Eberlein learned the trade of goldsmith in Hildesheim. His further training took him to the Nuremberg Art School from 1866-69 and to the Royal Prussian Academy in Berlin, the latter made possible by a three-year scholarship from Queen Elisabeth, the widow of King Friedrich Wilhelm IV. After a stay in Rome, he settled in Berlin as a freelance artist. His first official commission was a war memorial in Munich (1873).

Eberlein became one of the busiest artists of the Berlin sculpture school of the 19th century with his depictions of rulers, e.g. monuments to Emperor Wilhelm I in Mannheim (1888) and Frederick III in Elberfeld (1889). He sculpted the monuments to Frederick William III and Frederick I for the Victory Avenue in Berlin. He was a professor at the Berlin Academy of Art from 1893. In 1893, Eberlein created the group of figures on the roof of the Wiesbaden State Theater. It depicts the muse Euterpe in a chariot pulled by three panthers. A monument to Duke Adolph zu Nassau in Königstein followed in 1910.
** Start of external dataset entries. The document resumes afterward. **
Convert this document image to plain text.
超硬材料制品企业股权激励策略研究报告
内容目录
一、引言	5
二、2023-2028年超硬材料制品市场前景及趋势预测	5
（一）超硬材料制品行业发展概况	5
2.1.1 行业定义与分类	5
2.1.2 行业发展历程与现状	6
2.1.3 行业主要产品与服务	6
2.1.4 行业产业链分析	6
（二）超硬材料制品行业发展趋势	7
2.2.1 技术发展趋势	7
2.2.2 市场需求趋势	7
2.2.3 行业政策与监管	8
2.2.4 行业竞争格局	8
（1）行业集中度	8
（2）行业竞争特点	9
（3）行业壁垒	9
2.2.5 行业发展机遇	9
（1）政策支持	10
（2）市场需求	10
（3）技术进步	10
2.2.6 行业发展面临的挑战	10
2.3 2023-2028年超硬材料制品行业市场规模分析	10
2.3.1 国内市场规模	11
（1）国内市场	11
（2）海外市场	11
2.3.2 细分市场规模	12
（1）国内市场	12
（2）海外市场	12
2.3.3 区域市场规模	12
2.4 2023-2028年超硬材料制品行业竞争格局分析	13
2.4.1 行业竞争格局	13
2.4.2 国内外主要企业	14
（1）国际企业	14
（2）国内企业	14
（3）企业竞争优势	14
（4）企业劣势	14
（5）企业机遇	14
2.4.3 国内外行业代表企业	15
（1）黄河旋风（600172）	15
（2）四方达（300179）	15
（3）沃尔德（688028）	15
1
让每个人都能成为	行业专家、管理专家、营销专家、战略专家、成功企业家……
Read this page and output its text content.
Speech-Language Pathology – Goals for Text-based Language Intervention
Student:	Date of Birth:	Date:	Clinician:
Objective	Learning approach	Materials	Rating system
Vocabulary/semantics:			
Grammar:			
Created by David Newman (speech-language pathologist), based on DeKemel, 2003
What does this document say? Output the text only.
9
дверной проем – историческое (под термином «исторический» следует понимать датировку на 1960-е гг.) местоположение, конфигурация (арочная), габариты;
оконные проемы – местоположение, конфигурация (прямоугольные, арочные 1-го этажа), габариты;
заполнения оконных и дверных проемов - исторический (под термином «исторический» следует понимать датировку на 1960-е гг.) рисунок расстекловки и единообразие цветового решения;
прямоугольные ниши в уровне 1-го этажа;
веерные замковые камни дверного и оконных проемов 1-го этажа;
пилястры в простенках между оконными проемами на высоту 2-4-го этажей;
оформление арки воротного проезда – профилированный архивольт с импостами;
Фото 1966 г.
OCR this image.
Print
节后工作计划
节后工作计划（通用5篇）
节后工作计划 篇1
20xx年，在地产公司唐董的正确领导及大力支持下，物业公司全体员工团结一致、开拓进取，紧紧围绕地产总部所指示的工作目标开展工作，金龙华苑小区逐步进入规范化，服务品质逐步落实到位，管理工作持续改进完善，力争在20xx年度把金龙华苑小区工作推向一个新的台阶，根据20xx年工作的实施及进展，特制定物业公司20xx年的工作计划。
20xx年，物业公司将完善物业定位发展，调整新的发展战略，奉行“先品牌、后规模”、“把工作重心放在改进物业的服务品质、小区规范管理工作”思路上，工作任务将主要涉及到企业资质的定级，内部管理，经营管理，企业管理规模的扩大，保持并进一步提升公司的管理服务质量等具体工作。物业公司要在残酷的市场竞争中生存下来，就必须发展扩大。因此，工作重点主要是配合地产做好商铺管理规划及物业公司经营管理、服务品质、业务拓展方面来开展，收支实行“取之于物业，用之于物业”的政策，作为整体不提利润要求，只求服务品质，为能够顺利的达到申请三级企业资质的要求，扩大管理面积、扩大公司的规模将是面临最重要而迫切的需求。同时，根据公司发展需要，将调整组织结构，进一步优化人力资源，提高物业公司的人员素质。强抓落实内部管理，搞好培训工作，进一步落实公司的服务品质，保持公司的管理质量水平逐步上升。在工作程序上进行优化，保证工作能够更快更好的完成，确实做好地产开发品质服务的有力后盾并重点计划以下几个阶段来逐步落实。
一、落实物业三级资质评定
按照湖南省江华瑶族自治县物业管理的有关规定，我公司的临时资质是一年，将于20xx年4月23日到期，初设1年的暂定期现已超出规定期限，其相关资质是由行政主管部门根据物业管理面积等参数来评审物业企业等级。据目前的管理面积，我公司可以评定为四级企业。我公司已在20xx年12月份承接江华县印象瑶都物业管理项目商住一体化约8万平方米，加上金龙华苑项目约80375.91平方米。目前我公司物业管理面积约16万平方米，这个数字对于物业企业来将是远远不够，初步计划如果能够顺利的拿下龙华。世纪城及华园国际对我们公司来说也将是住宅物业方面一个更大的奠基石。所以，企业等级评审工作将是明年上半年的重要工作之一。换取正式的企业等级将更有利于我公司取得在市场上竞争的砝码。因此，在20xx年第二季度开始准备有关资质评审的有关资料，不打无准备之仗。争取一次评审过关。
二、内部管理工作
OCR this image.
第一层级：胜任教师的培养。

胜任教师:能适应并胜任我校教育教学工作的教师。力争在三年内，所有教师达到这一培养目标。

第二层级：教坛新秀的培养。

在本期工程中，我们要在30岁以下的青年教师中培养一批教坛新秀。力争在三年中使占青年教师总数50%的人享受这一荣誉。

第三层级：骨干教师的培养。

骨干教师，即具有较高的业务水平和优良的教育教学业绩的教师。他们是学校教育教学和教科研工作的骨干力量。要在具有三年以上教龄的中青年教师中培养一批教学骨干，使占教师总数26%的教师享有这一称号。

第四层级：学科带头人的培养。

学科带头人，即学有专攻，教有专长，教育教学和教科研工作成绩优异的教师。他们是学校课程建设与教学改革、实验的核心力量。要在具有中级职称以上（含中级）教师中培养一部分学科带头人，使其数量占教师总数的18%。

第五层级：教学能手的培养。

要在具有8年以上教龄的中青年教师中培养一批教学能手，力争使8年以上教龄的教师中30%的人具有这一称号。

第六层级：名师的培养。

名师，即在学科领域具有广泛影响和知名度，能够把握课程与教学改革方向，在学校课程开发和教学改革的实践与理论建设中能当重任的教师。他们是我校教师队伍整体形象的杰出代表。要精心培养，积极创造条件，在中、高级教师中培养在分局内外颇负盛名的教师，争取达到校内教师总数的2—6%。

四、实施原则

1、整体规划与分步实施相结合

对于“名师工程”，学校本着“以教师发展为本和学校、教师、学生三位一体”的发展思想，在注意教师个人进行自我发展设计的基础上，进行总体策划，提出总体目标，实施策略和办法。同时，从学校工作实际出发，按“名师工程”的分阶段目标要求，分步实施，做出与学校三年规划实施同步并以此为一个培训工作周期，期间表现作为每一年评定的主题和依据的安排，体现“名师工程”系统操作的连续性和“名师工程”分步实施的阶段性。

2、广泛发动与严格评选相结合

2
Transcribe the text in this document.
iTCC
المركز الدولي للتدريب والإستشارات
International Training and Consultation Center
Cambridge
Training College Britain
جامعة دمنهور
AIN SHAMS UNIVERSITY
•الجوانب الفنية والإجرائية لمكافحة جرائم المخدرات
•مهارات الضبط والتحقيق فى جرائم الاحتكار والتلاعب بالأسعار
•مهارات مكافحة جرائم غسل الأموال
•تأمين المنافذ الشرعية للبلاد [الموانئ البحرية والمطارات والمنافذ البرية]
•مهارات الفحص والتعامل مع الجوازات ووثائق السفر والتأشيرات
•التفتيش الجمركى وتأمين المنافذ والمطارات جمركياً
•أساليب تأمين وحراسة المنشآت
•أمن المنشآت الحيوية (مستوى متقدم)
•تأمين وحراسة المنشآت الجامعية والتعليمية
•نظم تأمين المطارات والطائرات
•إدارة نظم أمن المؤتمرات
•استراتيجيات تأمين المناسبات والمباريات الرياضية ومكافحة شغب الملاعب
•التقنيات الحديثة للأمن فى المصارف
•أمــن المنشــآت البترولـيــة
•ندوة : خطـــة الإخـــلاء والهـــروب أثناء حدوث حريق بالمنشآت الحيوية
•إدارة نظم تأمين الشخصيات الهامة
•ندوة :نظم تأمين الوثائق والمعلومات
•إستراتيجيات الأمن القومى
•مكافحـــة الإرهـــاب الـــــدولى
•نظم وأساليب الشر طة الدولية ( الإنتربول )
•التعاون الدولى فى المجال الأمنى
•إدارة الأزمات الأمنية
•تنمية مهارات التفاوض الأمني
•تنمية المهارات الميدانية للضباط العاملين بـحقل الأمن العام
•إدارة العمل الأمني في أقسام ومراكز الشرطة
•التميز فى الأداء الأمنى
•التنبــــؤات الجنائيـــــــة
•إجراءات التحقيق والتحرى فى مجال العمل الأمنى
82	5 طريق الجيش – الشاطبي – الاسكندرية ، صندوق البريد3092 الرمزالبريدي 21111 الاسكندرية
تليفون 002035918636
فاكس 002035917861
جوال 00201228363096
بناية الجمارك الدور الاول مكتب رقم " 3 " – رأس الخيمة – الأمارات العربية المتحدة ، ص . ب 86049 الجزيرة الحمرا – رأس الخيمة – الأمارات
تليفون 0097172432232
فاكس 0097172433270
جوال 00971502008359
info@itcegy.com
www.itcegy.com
However, most of his public monuments fell victim to the Second World War and were melted down.

Literature

Grimm, Rolf: Catalogue raisonné of the sculptor, painter and poet Professor Gustav Eberlein, Hemmingen 1983.

Grimm, Rolf: The sculptor, painter and poet Gustav
Heinrich Eberlein. In: Berichte zur Denkmalpflege in Niedersachsen 1985, No. 2.